Here is Winston's contribution to the GRA debate in 2004.
"Lord Winston: My Lords, I reluctantly join the debate at this stage of the Bill. I apologise for not being in the House at Second Reading and for hearing only part of the Committee stage. However, I feel so strongly about the amendment, as well as about Amendment No. 128, that it is important to put on record the medical facts.
As a practising obstetrician and gynaecologist who as been involved with reproductive medicine and the definition of sex in both animals and humans for the past 30 years in my research, I can only reiterate the comments of my noble friend Lord Turnberg.
The definition of sex is extremely complicated. It is not just a question of chromosomes. It is possible of course to have chromosomal sex and it is probable, though by no means certain, that all of us in this Chamber have chromosomes that are either XX or XY. However, even in the case of Turner's Syndrome, which my noble friend has just described, it is possible to have an XY mosaic, with some of the cells carrying a Y chromosome and some having a deleted X chromosome. The variations of that syndrome mean that people may have different degrees of masculinity or femininity.

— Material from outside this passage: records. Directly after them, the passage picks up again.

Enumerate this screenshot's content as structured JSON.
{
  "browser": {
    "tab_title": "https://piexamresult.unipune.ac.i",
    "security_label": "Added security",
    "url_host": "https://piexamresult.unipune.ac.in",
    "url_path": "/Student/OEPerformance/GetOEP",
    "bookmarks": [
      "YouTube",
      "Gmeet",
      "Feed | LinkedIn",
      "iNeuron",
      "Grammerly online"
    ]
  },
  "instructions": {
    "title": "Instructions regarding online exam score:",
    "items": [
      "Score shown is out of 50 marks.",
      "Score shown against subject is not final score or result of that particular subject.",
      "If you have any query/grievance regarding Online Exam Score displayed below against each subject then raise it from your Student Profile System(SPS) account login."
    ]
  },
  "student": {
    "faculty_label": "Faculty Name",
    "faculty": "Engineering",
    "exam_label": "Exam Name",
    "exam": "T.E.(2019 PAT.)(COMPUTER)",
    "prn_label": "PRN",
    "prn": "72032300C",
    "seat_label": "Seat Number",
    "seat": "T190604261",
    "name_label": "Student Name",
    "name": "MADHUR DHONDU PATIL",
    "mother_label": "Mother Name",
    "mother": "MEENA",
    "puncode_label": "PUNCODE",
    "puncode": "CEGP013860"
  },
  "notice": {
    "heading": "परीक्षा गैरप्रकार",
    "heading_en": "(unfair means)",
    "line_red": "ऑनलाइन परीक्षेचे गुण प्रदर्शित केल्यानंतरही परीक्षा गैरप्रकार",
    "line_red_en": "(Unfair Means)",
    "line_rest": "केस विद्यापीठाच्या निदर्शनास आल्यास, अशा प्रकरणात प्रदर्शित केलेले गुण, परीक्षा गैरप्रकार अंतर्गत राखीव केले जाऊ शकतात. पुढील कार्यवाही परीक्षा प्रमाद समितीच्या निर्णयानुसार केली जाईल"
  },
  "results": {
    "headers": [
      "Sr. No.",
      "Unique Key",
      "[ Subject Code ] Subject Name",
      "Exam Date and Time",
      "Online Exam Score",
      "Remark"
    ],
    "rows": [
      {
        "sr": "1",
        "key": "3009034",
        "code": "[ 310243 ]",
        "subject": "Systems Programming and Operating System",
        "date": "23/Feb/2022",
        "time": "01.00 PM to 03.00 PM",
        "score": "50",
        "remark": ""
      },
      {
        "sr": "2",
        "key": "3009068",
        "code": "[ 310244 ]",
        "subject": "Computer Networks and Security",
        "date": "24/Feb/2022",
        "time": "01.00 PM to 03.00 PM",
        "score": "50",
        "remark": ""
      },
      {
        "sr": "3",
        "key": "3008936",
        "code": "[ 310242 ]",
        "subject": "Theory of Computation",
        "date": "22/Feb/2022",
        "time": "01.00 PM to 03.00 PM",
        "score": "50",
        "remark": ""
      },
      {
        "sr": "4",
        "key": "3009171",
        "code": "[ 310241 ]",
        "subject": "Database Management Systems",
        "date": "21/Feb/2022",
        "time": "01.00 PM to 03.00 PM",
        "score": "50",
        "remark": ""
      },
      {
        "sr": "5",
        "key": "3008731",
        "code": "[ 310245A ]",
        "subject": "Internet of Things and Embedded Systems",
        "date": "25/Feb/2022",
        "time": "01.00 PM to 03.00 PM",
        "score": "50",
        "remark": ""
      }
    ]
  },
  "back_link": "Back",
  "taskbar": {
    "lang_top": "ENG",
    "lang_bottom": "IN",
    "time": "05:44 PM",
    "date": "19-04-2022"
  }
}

Most practising doctors in the field would describe sex on six, totally separate, definitions. Those definitions can be chromosomal but, more importantly, they are genetic. It emerges that genes on the Y chromosome are not the only genes that define sex. Although the SRY gene is by far the most common and important, there are genes on chromosome 17, chromosome 11, chromosome 10, chromosome 6 and chromosome 3 that can, in exceptional circumstances, determine sex of various kinds. Those people can carry on a completely normal life.
Genetic sex is therefore no less important than chromosomal sex, but that is not the end of the story. There is also hormonal sex. Some people will produce hormones that will tend to feminise them, while others will be masculinised. That can happen in utero. Good evidence has emerged from Professor Waters of Monash University in Australia - he is now long retired - that suggests that some people who become transsexuals later in life have been exposed to an abnormal surge of either male or female hormones during pregnancy. That has caused them to have a different psychological sex from their genital sex. Psychological sex of course depends on brain function. That also varies greatly and is probably genetically determined, but so much exploration of that subject is being conducted that is not fully understood.
Genetics is rapidly changing our understanding of where sex is determined. But to define it simply as genital, hormonal or, as the noble Lord, Lord Tebbit, seeks to do, as gonadal, is a travesty of what really happens.
Let me give one example. Janice was the most beautiful woman, who came to my unit some time ago. She was six feet tall, and had been brought up as a woman. She had very well developed breasts, a perfect physique, and was actually XY. She did not find that out until she was 20. Some people with XY dysgenesis believe themselves to be female and relish being female. Others find that when they are actually male because of their chromosomes, they entirely change their view psychologically.
I should like to make the point made by Robert Jaffe, now retired, a very distinguished endocrinologist. He says in his chapter on reproductive medicine headed "Disorders of Sexual Development":
"It is crucial that the clinician who deals with patients with genital ambiguities be sensitive to the emotional as well as the physical needs of the patient. The patients frequently have a great deal of confusion and anxiety about their sexual roles. Whereas genetic, gonadal, hormonal, and genital sex may be of prime importance to the physician, the gender identity (that is, how the patient views himself or herself) and the sex of rearing are paramount in determining the patient's sexual identity".
Robert Jaffe is effectively saying that there needs to be an understanding of the autonomy of the person concerned because, on the whole, they are the best people to judge how they feel about their sexuality. That is true of the 200 different mutations which could have affected Janice, my patient. There are so many different fluctuations in this broad spectrum of sexuality that I urge the House to be very cautious about defining it in terms of chromosomal, genital or any other simple definition. It simply is not medically just, and I am sure that it would produce bad law.
He knows there are only two sexes in most species on the planet, and that in humans sex is binary and immutable.
He knows there is no ambiguity in ostensibly all human beings bar a miniscule cohort of certain, specific DSDs.
Neither Klinefelters, not Turner's syndromes are amongst the category where sex is ambiguous.
He knows this bill did not propose to address any people with those specific DSD conditions.
He knows there are only two gametes, eggs and sperm, and that each of us develops along one of two pathways to produce one or the other.
Had he logic (or integrity), he should have concluded that if, as he argues, male and female are not references to ones reproductive class evidenced by chromosomes, genetics, gonads, genitalia, hormones or whatever his 6th criterion apparently is (psychological sex?), then there is nothing left to BE referenced as a determinant of male and female, other than changeable societal stereotypes of a particular culture and era.
There are two human sexes. They cannot change. They refer to our reproductive class, in our species as in almost all species on the planet. The definition for male and female applies to our species in the same way as it does other species.
There is no logical, medical or possible way to identify as a member of the sex class that makes large gametes if you are not an example of that class.
Sex is not an identity.
A person with penis, testicles, prostate, a Y chromosome and an SRY gene is not female, never will be, and does not in any way embody anything female.